Marco Legal da IA no Brasil (PL 2338): o que pode cair em prova
O projeto que pretende regular a inteligência artificial no Brasil — abordagem baseada em risco, direitos dos afetados e governança. Os pontos que bancas começam a cobrar em Atualidades e Informática.

A regulação da inteligência artificial virou um dos temas mais quentes de Atualidades. O Brasil discute um Marco Legal da IA (originado do PL 2338/2023, relatado no Senado), inspirado em modelos como o AI Act europeu. Mesmo enquanto a tramitação avança, bancas já começaram a cobrar os conceitos estruturantes — é deles que tratamos aqui.
Observação: o texto pode sofrer alterações no Congresso. Para a prova, o que importa são os princípios e a lógica do modelo, que tendem a se manter, mais do que números de artigo.
A ideia central: regulação baseada em risco
O modelo brasileiro (assim como o europeu) parte de uma premissa: quanto maior o risco do uso da IA, maior a regulação.

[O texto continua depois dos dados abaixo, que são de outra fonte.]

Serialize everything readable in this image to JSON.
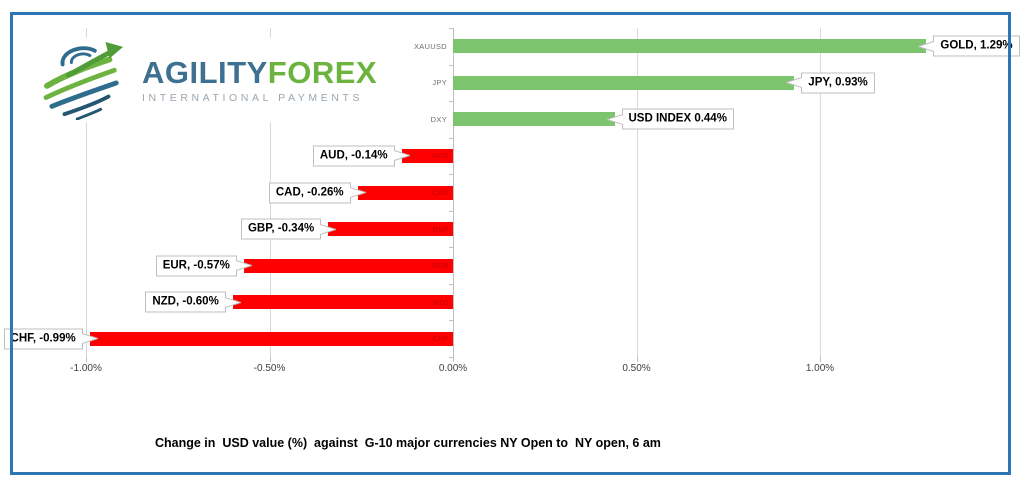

Os sistemas são classificados por nível de risco, com obrigações proporcionais:
- Risco excessivo — usos vedados (ex.: sistemas que explorem vulnerabilidades de grupos, certos usos de "social scoring" pelo poder público).
- Alto risco — permitidos, mas com obrigações rigorosas de governança (ex.: IA em saúde, seleção de emprego, crédito, segurança pública).

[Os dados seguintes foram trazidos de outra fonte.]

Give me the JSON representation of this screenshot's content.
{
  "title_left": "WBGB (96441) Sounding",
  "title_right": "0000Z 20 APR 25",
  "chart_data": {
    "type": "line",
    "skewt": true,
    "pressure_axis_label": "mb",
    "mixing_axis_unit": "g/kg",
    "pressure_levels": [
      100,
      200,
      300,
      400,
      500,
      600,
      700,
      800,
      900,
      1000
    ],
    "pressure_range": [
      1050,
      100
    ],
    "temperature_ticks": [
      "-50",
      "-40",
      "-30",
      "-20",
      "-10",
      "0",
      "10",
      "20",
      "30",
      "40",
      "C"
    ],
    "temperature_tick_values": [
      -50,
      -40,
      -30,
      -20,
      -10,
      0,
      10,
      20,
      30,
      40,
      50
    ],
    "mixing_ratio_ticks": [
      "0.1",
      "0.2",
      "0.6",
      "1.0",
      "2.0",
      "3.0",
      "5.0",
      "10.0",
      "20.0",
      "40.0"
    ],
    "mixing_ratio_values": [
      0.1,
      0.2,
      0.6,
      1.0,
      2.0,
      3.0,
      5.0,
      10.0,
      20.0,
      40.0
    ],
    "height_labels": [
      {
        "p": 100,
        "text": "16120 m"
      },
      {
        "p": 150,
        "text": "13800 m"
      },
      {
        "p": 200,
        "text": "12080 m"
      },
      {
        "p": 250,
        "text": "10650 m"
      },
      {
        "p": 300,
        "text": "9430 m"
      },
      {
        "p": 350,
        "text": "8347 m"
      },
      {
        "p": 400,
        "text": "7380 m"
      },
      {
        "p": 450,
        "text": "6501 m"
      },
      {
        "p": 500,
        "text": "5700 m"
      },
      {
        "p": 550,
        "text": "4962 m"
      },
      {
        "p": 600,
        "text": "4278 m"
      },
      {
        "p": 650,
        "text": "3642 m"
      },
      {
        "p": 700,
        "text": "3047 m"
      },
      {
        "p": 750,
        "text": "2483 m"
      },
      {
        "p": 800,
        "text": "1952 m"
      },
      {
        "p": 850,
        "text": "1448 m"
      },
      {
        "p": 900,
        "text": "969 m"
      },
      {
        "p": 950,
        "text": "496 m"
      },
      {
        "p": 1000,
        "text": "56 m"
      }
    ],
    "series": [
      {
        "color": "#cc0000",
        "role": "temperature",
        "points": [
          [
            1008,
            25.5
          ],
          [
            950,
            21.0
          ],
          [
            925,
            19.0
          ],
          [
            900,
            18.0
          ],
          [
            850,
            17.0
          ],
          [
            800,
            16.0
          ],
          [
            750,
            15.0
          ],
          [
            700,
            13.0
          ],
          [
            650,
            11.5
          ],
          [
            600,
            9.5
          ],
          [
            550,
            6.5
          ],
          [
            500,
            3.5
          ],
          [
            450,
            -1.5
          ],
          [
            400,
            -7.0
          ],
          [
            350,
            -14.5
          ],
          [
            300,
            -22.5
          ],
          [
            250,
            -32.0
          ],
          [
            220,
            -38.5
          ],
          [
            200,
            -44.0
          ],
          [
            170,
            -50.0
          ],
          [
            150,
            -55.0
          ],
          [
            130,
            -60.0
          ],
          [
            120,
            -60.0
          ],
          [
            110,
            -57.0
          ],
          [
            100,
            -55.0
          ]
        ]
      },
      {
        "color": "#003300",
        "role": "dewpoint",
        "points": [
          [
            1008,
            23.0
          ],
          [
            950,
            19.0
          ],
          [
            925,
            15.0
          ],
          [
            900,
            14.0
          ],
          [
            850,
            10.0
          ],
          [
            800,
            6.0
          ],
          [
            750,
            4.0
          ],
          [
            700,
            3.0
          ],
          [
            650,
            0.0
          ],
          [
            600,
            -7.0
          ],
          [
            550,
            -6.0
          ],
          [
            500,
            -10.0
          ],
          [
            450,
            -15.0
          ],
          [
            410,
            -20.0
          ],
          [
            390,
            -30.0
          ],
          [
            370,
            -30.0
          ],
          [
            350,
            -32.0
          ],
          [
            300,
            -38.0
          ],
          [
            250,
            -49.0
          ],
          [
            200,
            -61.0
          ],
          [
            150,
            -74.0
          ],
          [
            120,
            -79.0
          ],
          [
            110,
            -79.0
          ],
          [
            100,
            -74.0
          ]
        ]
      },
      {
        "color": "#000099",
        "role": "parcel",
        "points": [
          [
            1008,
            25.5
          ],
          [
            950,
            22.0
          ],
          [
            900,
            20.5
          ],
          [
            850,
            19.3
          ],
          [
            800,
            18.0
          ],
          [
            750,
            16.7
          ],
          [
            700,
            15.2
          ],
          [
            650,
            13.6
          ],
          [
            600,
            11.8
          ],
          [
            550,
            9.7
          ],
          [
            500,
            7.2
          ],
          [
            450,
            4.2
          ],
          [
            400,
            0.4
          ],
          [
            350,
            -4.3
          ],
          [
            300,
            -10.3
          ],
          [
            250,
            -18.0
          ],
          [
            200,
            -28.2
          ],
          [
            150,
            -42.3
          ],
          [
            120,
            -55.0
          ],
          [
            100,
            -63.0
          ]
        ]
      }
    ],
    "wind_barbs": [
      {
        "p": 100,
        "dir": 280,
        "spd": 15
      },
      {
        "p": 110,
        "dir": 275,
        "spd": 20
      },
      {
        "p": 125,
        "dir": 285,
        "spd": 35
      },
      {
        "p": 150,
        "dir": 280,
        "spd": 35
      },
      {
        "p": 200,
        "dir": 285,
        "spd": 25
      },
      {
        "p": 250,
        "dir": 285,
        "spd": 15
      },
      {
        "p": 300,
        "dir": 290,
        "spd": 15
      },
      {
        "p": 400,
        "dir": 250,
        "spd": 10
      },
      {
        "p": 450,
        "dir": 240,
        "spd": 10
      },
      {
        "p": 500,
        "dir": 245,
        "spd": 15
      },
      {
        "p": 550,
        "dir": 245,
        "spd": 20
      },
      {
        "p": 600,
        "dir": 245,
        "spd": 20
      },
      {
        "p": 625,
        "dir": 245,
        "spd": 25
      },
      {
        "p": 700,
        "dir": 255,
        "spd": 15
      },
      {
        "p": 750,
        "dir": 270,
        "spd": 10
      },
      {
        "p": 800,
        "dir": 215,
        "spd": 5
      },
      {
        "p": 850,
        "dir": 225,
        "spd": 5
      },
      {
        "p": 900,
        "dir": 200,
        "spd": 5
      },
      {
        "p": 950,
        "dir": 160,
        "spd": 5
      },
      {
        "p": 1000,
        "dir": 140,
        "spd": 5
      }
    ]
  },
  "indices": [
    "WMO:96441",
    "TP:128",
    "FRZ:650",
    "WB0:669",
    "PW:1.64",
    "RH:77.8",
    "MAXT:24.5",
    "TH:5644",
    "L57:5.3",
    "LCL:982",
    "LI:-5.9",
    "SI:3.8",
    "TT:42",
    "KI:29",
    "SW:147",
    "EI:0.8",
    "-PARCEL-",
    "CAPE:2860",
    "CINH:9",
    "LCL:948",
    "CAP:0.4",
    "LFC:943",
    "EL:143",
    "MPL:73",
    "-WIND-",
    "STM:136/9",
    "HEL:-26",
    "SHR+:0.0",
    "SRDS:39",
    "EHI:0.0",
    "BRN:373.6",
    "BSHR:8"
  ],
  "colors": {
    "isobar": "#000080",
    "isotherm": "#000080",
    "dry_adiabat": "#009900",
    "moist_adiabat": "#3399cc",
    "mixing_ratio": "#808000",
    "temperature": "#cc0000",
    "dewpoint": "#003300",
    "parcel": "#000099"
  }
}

- Demais usos — obrigações mais leves, foco em transparência.
Macete: risco excessivo = proibido; alto risco = permitido com forte controle; baixo risco = transparência.
Os direitos das pessoas afetadas
O marco prevê direitos para quem é impactado por decisões automatizadas, entre eles:
- Informação prévia sobre a interação com um sistema de IA.
- Explicação sobre decisões automatizadas que afetem a pessoa.
- Contestação dessas decisões e revisão humana em casos relevantes.
- Não discriminação e correção de vieses.
Esses direitos dialogam diretamente com a LGPD (Lei 13.709/18), especialmente o direito de revisão de decisões automatizadas — ponto que a banca adora cruzar.
Governança e fiscalização
O modelo prevê deveres de governança para quem desenvolve e opera IA (avaliação de impacto, documentação, gestão de risco) e uma autoridade competente para fiscalizar. A articulação com a ANPD (Autoridade Nacional de Proteção de Dados) é tema de discussão e pode aparecer em prova.
Por que isso cai em Atualidades (e Informática)
- Atualidades: regulação de tecnologia, soberania digital e o debate internacional (AI Act europeu como referência).
- Informática / Tecnologia: conceitos de IA, decisões automatizadas, relação com a LGPD e proteção de dados.
- Direito: princípios (transparência, não discriminação), direitos do afetado, e o paralelo com a LGPD.
Pegadinha provável: confundir o Marco Legal da IA com a LGPD. São normas distintas e complementares — a LGPD protege dados pessoais; o marco da IA regula sistemas de inteligência artificial (que podem ou não usar dados pessoais).
Como estudar este tema
- Fixe a classificação por risco (excessivo / alto / demais).
- Decore os direitos do afetado (informação, explicação, contestação, revisão humana).
- Entenda a ponte com a LGPD (decisão automatizada e revisão).
- Acompanhe a tramitação — mas estude os princípios, que são estáveis.
Atualidades de tecnologia recompensam quem entende a lógica do tema. O material de Atualidades Visual organiza IA, LGPD e proteção de dados em mapas visuais com questões de banca.
O que fazer hoje
- Escreva os 3 níveis de risco e um exemplo de cada.
- Liste os direitos da pessoa afetada por decisão automatizada.
- Resolva questões que cruzem IA com LGPD.
Tema novo, ponto fácil para quem chega informado. Domine os princípios e não tema a literalidade que ainda vai mudar.